The most important piece of trade legislation Congress has dealt with in years was introduced in the House and Senate last week. The “Bipartisan Congressional Trade Priorities Act of 2014” sets out the parameters for renewing trade promotion authority (TPA), originally known as “fast track,” in order to ease eventual passage of the Trans-Pacific Partnership and other agreements through Congress. There will be a lot of debate in the coming months about what U.S. trade policy should look like, and this TPA bill will do a lot to establish the agenda.
The new bill largely mirrors the last TPA grant in 2002. The basic idea of fast track is that Congress agrees to hold an up-or-down vote on any trade agreement submitted by the president, while the president agrees to adopt a series of negotiating objectives laid out by Congress.

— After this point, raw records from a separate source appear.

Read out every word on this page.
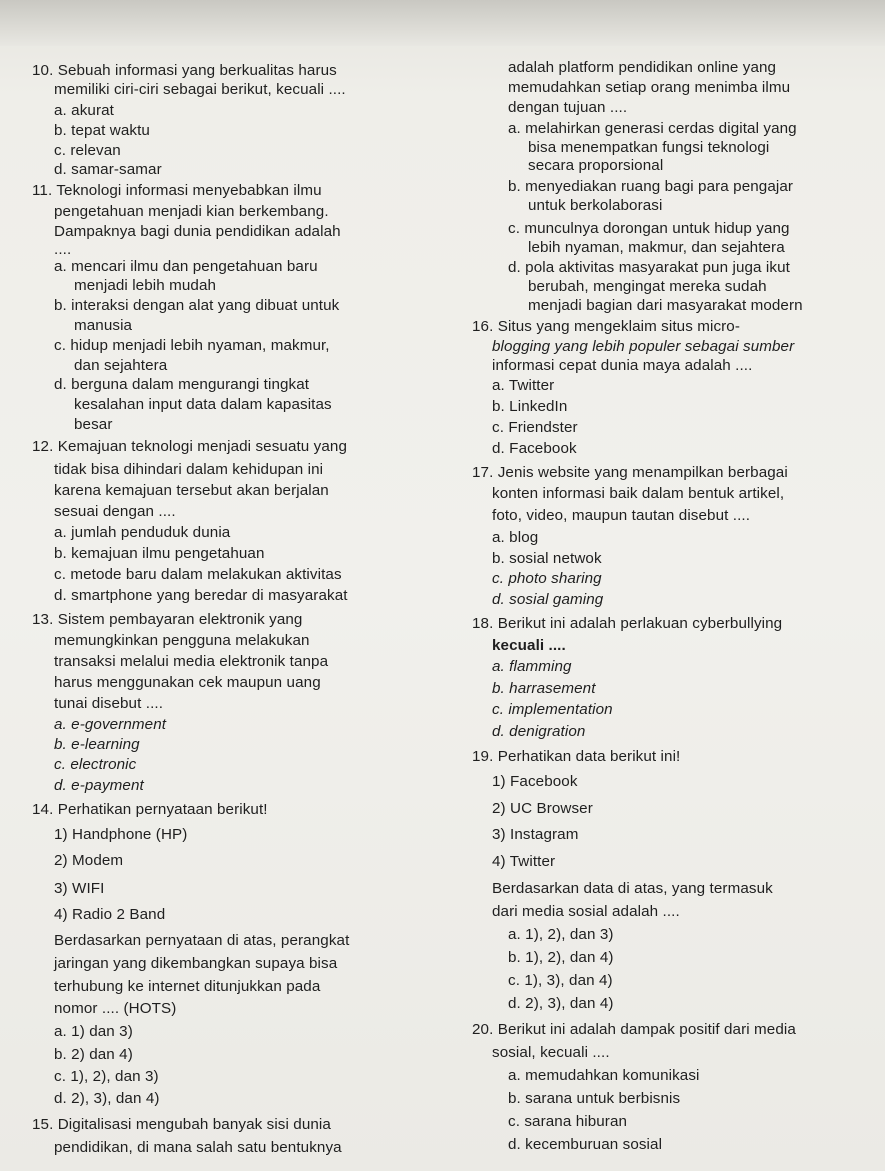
10. Sebuah informasi yang berkualitas harus
memiliki ciri-ciri sebagai berikut, kecuali ....
a. akurat
b. tepat waktu
c. relevan
d. samar-samar
11. Teknologi informasi menyebabkan ilmu
pengetahuan menjadi kian berkembang.
Dampaknya bagi dunia pendidikan adalah
....
a. mencari ilmu dan pengetahuan baru
menjadi lebih mudah
b. interaksi dengan alat yang dibuat untuk
manusia
c. hidup menjadi lebih nyaman, makmur,
dan sejahtera
d. berguna dalam mengurangi tingkat
kesalahan input data dalam kapasitas
besar
12. Kemajuan teknologi menjadi sesuatu yang
tidak bisa dihindari dalam kehidupan ini
karena kemajuan tersebut akan berjalan
sesuai dengan ....
a. jumlah penduduk dunia
b. kemajuan ilmu pengetahuan
c. metode baru dalam melakukan aktivitas
d. smartphone yang beredar di masyarakat
13. Sistem pembayaran elektronik yang
memungkinkan pengguna melakukan
transaksi melalui media elektronik tanpa
harus menggunakan cek maupun uang
tunai disebut ....
a. e-government
b. e-learning
c. electronic
d. e-payment
14. Perhatikan pernyataan berikut!
1) Handphone (HP)
2) Modem
3) WIFI
4) Radio 2 Band
Berdasarkan pernyataan di atas, perangkat
jaringan yang dikembangkan supaya bisa
terhubung ke internet ditunjukkan pada
nomor .... (HOTS)
a. 1) dan 3)
b. 2) dan 4)
c. 1), 2), dan 3)
d. 2), 3), dan 4)
15. Digitalisasi mengubah banyak sisi dunia
pendidikan, di mana salah satu bentuknya
adalah platform pendidikan online yang
memudahkan setiap orang menimba ilmu
dengan tujuan ....
a. melahirkan generasi cerdas digital yang
bisa menempatkan fungsi teknologi
secara proporsional
b. menyediakan ruang bagi para pengajar
untuk berkolaborasi
c. munculnya dorongan untuk hidup yang
lebih nyaman, makmur, dan sejahtera
d. pola aktivitas masyarakat pun juga ikut
berubah, mengingat mereka sudah
menjadi bagian dari masyarakat modern
16. Situs yang mengeklaim situs micro-
blogging yang lebih populer sebagai sumber
informasi cepat dunia maya adalah ....
a. Twitter
b. LinkedIn
c. Friendster
d. Facebook
17. Jenis website yang menampilkan berbagai
konten informasi baik dalam bentuk artikel,
foto, video, maupun tautan disebut ....
a. blog
b. sosial netwok
c. photo sharing
d. sosial gaming
18. Berikut ini adalah perlakuan cyberbullying
kecuali ....
a. flamming
b. harrasement
c. implementation
d. denigration
19. Perhatikan data berikut ini!
1) Facebook
2) UC Browser
3) Instagram
4) Twitter
Berdasarkan data di atas, yang termasuk
dari media sosial adalah ....
a. 1), 2), dan 3)
b. 1), 2), dan 4)
c. 1), 3), dan 4)
d. 2), 3), dan 4)
20. Berikut ini adalah dampak positif dari media
sosial, kecuali ....
a. memudahkan komunikasi
b. sarana untuk berbisnis
c. sarana hiburan
d. kecemburuan sosial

I’ve explained before why I think TPA is not necessary right now to get agreements through Congress and why it could even make the TPP negotiations more difficult. However, that argument is temporarily moot since this TPA bill is on the table and will apply not only to the TPP but to the U.S.-EU trade agreement and any World Trade Organzation negotiations for the next four years.
Defeat of this bill could quite possibly kill any chance the president has to conclude trade agreements before the end of his term. Also, the negotiating objectives included in the new bill are not as bad as I had feared.
At this point, we should be talking about what’s in the new TPA bill and how it might change as the debate heats up.